Не было и влияния идеологии, скреплявшей широкие международные сообщества: в момент внешнеполитического кризиса середины века Константинополь – духовный центр православия был занят европейскими крестоносцами (1204–1261), а после их изгнания Византия уже никогда не смогла восстановить даже часть прежних возможностей и авторитета. Обращаясь в Константинополь за утверждением митрополита Киевского и всея Руси, Русские земли действовали по традиции, которую не решались отвергнуть вплоть до середины XV столетия. Но не были готовы получать оттуда политическую поддержку или указания, имеющие значение для международных отношений. Патриарх Константинопольский и утвержденный им митрополит Руси были, опосредованно в первом случае и прямо во втором, не внешними источниками легитимности, а участниками русского внутриполитического процесса. Это, конечно, делало русских правителей более свободными и гибкими в решениях, в т. ч. там, где это было невозможно в Западной Европе в силу именно идеологических соображений.

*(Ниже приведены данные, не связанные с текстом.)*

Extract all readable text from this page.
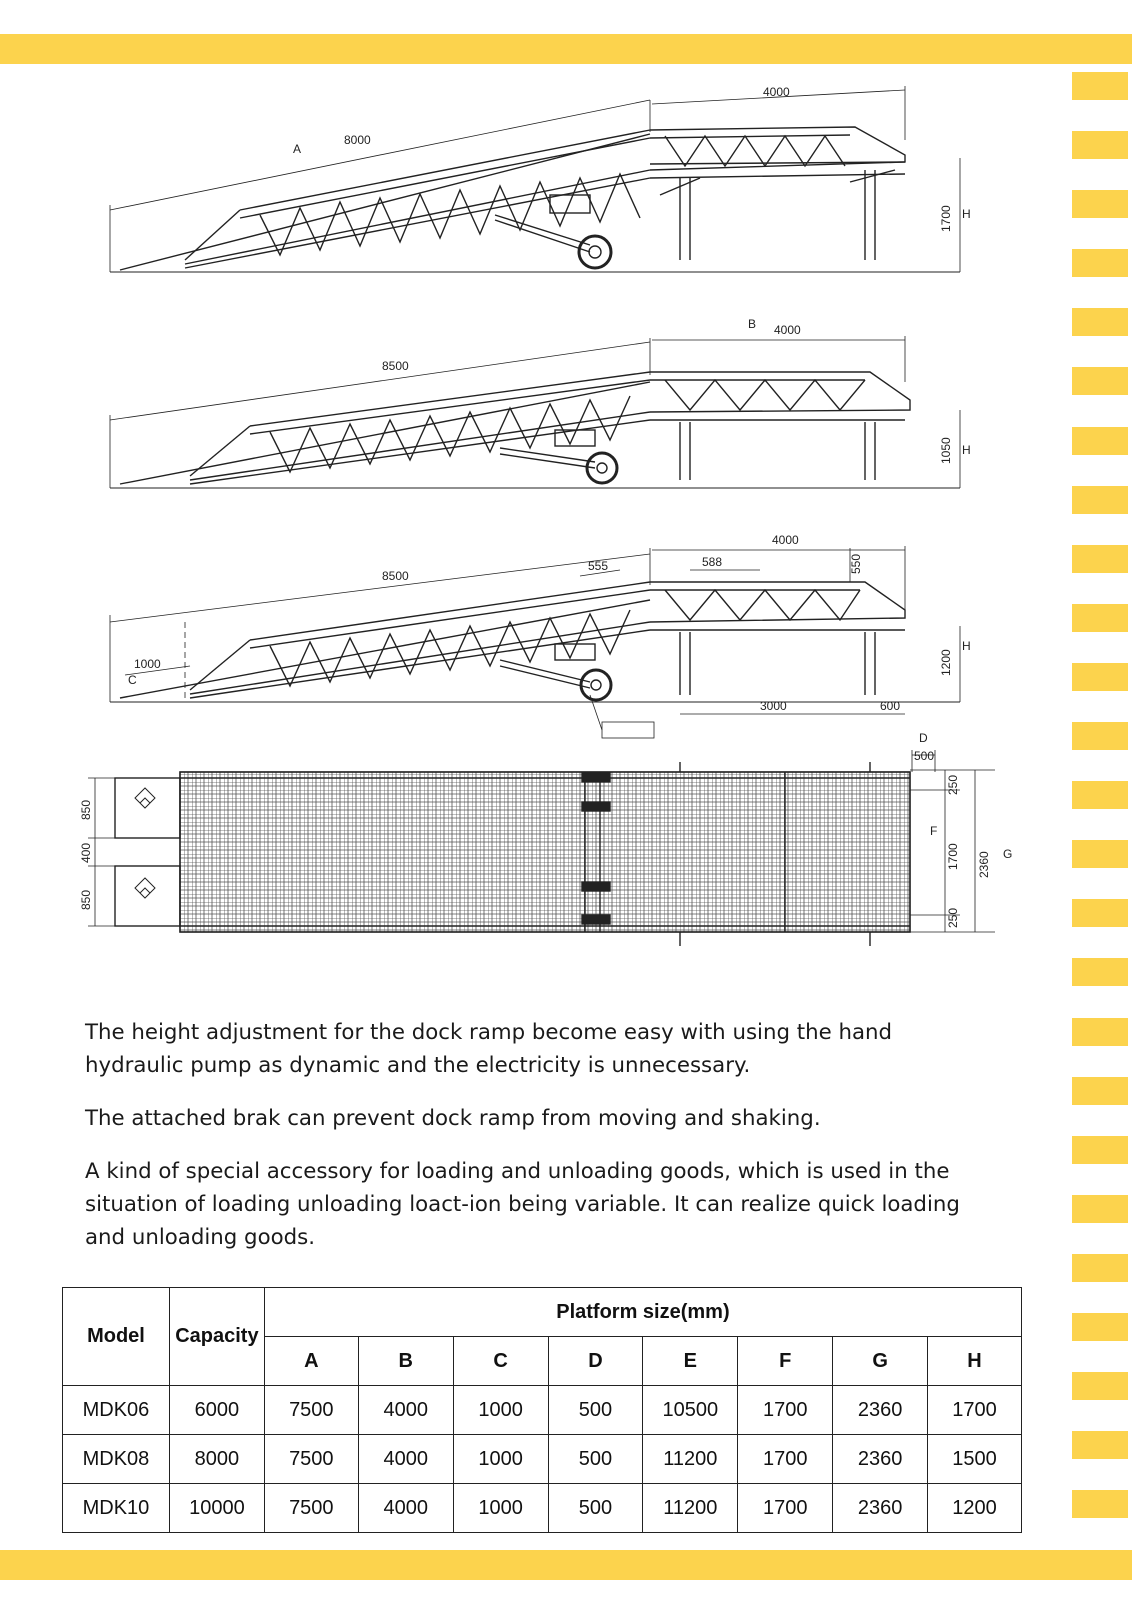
A
8000
4000
1700 H
B 4000
8500
1050 H
8500
4000
555	588	550
1000
C
1200
H
3000	600
D
500
850
400
850
250
1700
F
2360 G
250

The height adjustment for the dock ramp become easy with using the hand hydraulic pump as dynamic and the electricity is unnecessary.

The attached brak can prevent dock ramp from moving and shaking.

A kind of special accessory for loading and unloading goods, which is used in the situation of loading unloading loact-ion being variable. It can realize quick loading and unloading goods.

Model	Capacity	Platform size(mm)							
		A	B	C	D	E	F	G	H
MDK06	6000	7500	4000	1000	500	10500	1700	2360	1700
MDK08	8000	7500	4000	1000	500	11200	1700	2360	1500
MDK10	10000	7500	4000	1000	500	11200	1700	2360	1200
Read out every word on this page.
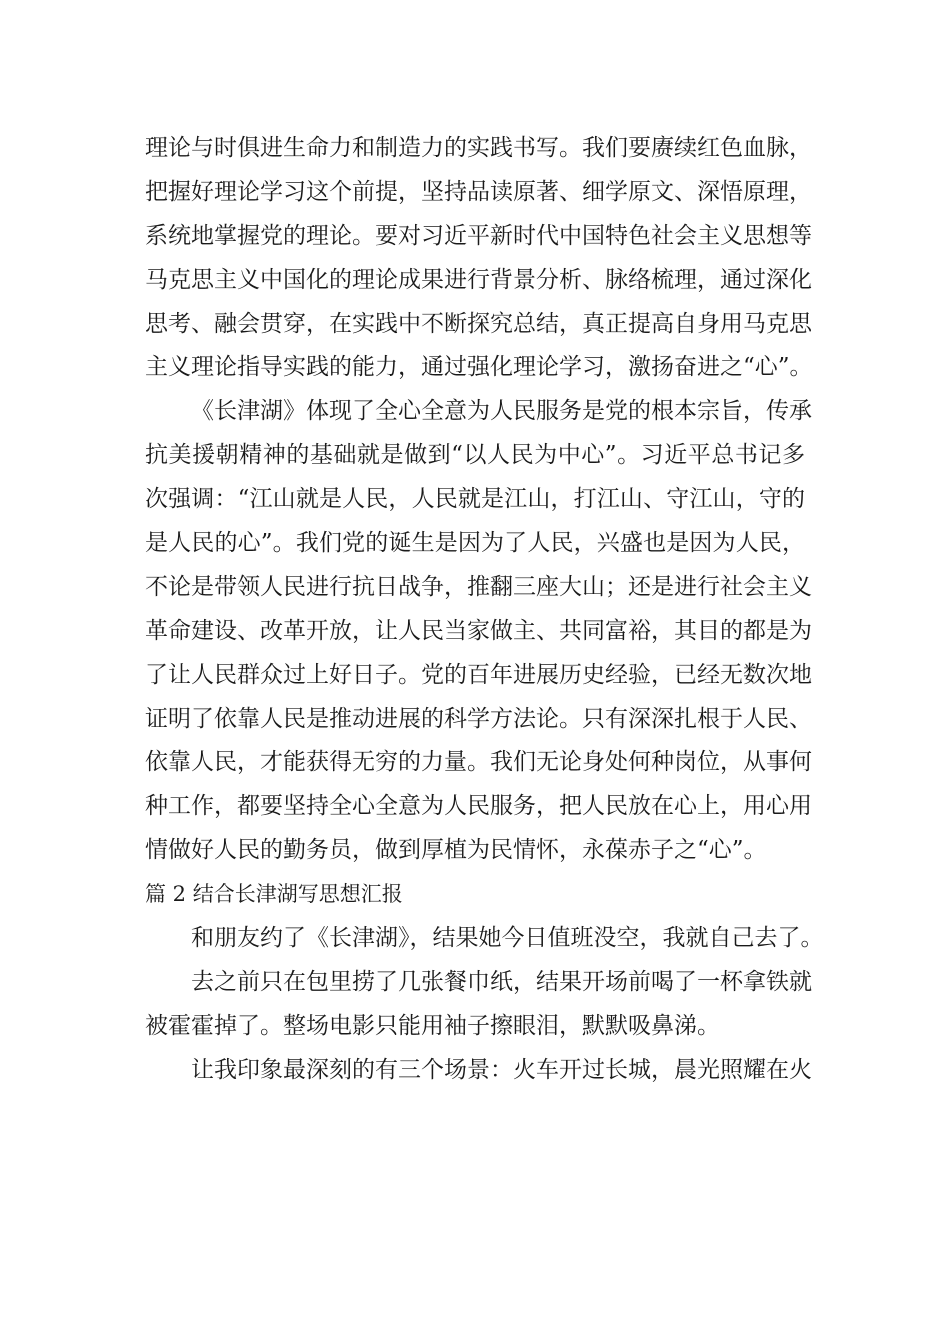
理论与时俱进生命力和制造力的实践书写。我们要赓续红色血脉，
把握好理论学习这个前提，坚持品读原著、细学原文、深悟原理，
系统地掌握党的理论。要对习近平新时代中国特色社会主义思想等
马克思主义中国化的理论成果进行背景分析、脉络梳理，通过深化
思考、融会贯穿，在实践中不断探究总结，真正提高自身用马克思
主义理论指导实践的能力，通过强化理论学习，激扬奋进之“心”。
《长津湖》体现了全心全意为人民服务是党的根本宗旨，传承
抗美援朝精神的基础就是做到“以人民为中心”。习近平总书记多
次强调：“江山就是人民，人民就是江山，打江山、守江山，守的
是人民的心”。我们党的诞生是因为了人民，兴盛也是因为人民，
不论是带领人民进行抗日战争，推翻三座大山；还是进行社会主义
革命建设、改革开放，让人民当家做主、共同富裕，其目的都是为
了让人民群众过上好日子。党的百年进展历史经验，已经无数次地
证明了依靠人民是推动进展的科学方法论。只有深深扎根于人民、
依靠人民，才能获得无穷的力量。我们无论身处何种岗位，从事何
种工作，都要坚持全心全意为人民服务，把人民放在心上，用心用
情做好人民的勤务员，做到厚植为民情怀，永葆赤子之“心”。
篇 2 结合长津湖写思想汇报
和朋友约了《长津湖》，结果她今日值班没空，我就自己去了。
去之前只在包里捞了几张餐巾纸，结果开场前喝了一杯拿铁就
被霍霍掉了。整场电影只能用袖子擦眼泪，默默吸鼻涕。
让我印象最深刻的有三个场景：火车开过长城，晨光照耀在火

Уже с начала XV в. московские государи начинают привлекать на службу татарские военные отряды – практика, возникшая на самых ранних этапах взаимодействия Руси со Степью. В 1452 г. ислам не становится препятствием для расселения «служилых татар» на восточных рубежах Великого Московского княжества – решения совершенно экстраординарного по меркам средневекового религиозного сознания, но обусловленного тем, что Василий II Темный мог действовать без оглядки на мнение других христианских правителей. Отсутствие необходимости соответствовать шаблонам поведения, принятым в более широком цивилизационном сообществе в первые столетия новой русской государственности, сделало ничтожным символическое измерение внешней политики: русская внешнеполитическая культура формировалась в условиях, когда символы – важный инструмент цивилизационного единства разных народов – не имеют большого значения. Значение имеют содержание и практика, определяющаяся конкретным соотношением силовых возможностей Русской земли и ее соседей. Русская внешнеполитическая культура формировалась как прагматичная и не уделяющая внимания идеологии и символам.

Одновременно самостоятельность Русских земель по отношению к более широким международным сообществам развивала привычку опираться только на свои силы вне зависимости от того, насколько они велики или малы. Русская внешнеполитическая культура изначально содержит в себе чрезвычайно высокую степень приспособляемости к ситуации. Отсюда один из ее центральных парадоксов: способность к бесконечно длительному отступлению без признания своего поражения. В русской внешнеполитической культуре нет связи между силой противника и его авторитетом: любое преклонение колен является даже не тактической уловкой, а органичной частью взаимодействия с тем, кто сильнее сейчас, но может быть побежден завтра или послезавтра. Российской внешнеполитической культуре несвойственно четкое различение таких категорий, как оборона и наступление. На этапе формирования единого государства с центром в Москве они были всегда настолько переплетены, что обнаружить ясную концептуальную грань было так же невозможно, как и практическую. В отношениях с Ордой или Литвой, обороняясь, русская внешняя политика не ставила задач, которые могли бы ограничить возможности наступления тогда, когда для этого возникнут подходящие обстоятельства. В обоих случаях вторжения иноземных соседей постепенно, без четкой разделительной грани, совершенно несистемно сменялись уже русскими походами в их владения.

Возможно, именно поэтому Россия если и терпела поражения, никогда не признавала их политические результаты: конкретное событие всегда рассматривалось как часть более длительной истории. А поскольку в самоощущениях ее народа Русская земля вечна и представляет собой данность, и от иноземцев ожидается принятие ее в этом качестве, «а не то хуже будет». Падение Византии в 1453 г., почти совпавшее по времени с началом последнего этапа объединения Русских земель вокруг Москвы, значительно укрепило чувство собственной уникальности и вечности, а также стало поводом для выхода центральной власти на новый уровень – освобождения от опеки патриарха в деле назначения митрополитов всея Руси. Русское государство никогда не ставило свою принадлежность к православному миру во главе с Константинополем выше, чем национальную идентичность, осознание которой происходило во взаимодействии с противниками, а не союзниками. Поэтому для русской внешнеполитической культуры долг перед союзниками связан не с формальными обязательствами, а с собственными представлениями о себе и справедливости.